Paper reading with Davide 26 Feb 2010

February 26th, 2010 No comments

Spent a few hours going over the following paper with Davide:

Kossinets, G., Kleinberg, J., & Watts, D. (2008). The structure of information pathways in a social communication network. In Proceeding of the 14th ACM SIGKDD international conference on Knowledge discovery and data mining – KDD ’08 (p. 435). New York, New York, USA: ACM Press. doi: 10.1145/1401890.1401945.

This was a very useful session, as it meant that we were forced to really understand the paper.

The authors present analysis of email datasets usin using vector clocks as a framework. They argue that the issues of out-of-date information and indirect paths are central to the understanding of the patterns of systemic communicatoion.

They explore Granovetter’s theory of weak ties, which basically says that long range connections can give better information than close connections.
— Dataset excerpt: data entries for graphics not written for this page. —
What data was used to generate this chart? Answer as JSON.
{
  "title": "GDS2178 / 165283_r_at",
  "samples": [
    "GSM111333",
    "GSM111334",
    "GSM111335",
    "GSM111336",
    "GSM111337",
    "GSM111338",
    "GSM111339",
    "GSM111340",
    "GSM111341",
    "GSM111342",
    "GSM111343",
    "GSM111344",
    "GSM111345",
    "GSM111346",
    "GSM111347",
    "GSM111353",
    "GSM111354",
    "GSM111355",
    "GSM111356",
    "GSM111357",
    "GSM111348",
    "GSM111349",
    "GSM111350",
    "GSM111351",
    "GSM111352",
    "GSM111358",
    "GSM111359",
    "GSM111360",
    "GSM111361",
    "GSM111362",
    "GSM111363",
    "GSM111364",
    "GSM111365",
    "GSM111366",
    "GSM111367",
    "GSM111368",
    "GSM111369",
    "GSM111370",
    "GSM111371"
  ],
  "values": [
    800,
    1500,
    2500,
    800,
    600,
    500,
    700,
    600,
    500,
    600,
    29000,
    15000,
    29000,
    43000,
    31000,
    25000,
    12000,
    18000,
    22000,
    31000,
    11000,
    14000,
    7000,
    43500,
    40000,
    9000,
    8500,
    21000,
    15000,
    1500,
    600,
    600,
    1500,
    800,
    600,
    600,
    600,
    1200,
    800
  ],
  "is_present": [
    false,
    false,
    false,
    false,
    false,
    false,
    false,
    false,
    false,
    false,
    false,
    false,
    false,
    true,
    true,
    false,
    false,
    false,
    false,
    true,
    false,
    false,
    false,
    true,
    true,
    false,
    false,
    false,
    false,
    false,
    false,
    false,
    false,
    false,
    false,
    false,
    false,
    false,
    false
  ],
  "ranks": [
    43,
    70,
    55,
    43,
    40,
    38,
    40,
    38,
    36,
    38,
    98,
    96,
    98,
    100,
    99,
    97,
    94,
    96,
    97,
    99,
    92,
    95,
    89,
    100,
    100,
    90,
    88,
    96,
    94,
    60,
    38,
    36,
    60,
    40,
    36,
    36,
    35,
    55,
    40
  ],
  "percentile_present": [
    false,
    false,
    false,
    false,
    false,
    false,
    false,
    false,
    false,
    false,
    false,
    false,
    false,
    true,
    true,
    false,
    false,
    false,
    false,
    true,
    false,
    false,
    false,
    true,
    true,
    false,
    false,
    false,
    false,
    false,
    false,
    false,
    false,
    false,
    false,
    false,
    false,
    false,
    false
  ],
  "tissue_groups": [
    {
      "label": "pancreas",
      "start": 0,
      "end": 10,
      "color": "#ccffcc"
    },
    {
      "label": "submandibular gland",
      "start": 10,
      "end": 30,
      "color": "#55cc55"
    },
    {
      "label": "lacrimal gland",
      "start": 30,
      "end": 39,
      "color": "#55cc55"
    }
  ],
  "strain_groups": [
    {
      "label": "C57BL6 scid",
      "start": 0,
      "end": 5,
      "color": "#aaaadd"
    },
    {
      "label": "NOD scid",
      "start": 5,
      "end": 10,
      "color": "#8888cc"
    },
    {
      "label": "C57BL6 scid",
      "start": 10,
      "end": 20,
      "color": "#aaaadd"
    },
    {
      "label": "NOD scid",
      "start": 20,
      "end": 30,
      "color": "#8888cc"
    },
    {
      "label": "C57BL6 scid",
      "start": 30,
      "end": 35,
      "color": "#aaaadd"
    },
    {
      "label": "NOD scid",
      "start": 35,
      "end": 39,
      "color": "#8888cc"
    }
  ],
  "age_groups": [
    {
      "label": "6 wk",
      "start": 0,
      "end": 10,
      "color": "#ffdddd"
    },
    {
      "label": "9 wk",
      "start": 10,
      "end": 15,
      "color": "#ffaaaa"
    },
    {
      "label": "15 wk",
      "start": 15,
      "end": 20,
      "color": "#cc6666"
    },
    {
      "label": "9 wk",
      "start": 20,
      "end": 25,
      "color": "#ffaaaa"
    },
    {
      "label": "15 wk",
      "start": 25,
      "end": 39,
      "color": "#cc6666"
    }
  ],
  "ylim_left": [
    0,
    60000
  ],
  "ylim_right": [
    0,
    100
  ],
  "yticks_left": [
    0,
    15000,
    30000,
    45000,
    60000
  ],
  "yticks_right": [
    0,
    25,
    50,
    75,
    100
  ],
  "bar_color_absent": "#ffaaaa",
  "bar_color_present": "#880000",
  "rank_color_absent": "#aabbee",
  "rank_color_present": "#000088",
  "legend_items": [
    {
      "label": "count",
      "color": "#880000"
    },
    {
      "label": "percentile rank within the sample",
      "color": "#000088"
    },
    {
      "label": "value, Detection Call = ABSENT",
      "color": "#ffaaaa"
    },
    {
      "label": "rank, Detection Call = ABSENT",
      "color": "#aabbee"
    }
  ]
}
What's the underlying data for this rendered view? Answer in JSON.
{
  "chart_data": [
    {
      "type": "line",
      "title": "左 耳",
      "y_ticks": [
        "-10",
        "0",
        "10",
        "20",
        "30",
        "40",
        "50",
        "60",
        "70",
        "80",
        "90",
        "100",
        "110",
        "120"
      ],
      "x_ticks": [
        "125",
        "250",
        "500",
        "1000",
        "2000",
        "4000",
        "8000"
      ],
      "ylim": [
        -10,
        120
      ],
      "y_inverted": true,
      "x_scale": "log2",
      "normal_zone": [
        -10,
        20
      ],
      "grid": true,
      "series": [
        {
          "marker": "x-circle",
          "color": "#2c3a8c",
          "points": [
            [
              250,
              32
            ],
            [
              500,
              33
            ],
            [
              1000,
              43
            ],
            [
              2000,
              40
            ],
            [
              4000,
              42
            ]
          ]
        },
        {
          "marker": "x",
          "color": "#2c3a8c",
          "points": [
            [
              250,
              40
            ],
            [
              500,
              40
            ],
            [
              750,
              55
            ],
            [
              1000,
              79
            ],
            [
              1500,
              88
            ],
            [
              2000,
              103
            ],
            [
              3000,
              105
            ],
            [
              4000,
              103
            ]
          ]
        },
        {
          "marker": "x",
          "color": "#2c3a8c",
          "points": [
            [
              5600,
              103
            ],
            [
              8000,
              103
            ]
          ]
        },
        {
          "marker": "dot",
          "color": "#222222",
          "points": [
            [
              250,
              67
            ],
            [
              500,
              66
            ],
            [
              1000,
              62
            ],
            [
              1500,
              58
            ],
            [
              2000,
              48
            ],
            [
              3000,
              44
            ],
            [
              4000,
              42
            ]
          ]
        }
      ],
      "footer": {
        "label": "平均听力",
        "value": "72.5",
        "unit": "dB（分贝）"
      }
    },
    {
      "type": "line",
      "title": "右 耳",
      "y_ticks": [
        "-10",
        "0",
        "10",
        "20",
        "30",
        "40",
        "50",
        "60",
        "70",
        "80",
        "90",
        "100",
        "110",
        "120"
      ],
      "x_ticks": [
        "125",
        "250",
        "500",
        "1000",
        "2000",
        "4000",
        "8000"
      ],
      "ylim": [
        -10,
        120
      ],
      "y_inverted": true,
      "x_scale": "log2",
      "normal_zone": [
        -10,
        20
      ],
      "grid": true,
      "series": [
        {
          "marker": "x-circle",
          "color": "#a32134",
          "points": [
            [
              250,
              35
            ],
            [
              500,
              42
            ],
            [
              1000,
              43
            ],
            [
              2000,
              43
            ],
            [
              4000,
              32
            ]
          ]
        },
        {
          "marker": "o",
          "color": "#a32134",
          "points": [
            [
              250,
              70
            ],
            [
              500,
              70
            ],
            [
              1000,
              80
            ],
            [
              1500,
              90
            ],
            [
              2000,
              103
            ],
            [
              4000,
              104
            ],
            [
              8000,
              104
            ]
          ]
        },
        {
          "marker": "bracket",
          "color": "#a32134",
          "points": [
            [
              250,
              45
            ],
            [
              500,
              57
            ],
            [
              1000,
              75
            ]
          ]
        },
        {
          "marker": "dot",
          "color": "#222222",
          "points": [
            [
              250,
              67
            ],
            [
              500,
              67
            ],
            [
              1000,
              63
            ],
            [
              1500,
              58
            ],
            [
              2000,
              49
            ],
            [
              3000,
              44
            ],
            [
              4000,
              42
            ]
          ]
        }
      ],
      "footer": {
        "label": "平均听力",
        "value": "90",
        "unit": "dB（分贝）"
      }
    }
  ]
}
This paper lead me to think that vector clocks would be a great way to discover the state of an unknown network from the point of view of each node. E.g. if a node exchanges vector clocks with other nodes it meets (perhaps with some probability, and time restriction) it could quicky build up in internal state of the following:

  • the number of nodes in its connected network
  • hops to other nodes (?? maybe ?? – )
  • the range of other nodes (i.e. the amount information update a node gives about other nodes) – which can be used as a routing metric
  • membership clustering using the ball of radius (i.e. the nodes it is up to date with to some value Τ days, which could be based on periodicity)
  • periodic degree of a node can also be used (using T as the period)  as a routing metric

Each node must have a unique identity (perhaps based on BT Mac address), even Open World nodes that are not members of the closed world can be counted when it comes to degree calculations, but only as a ramp up, as only closed world nodes (i.e. others using this algorithm) will be of interest when sending messages.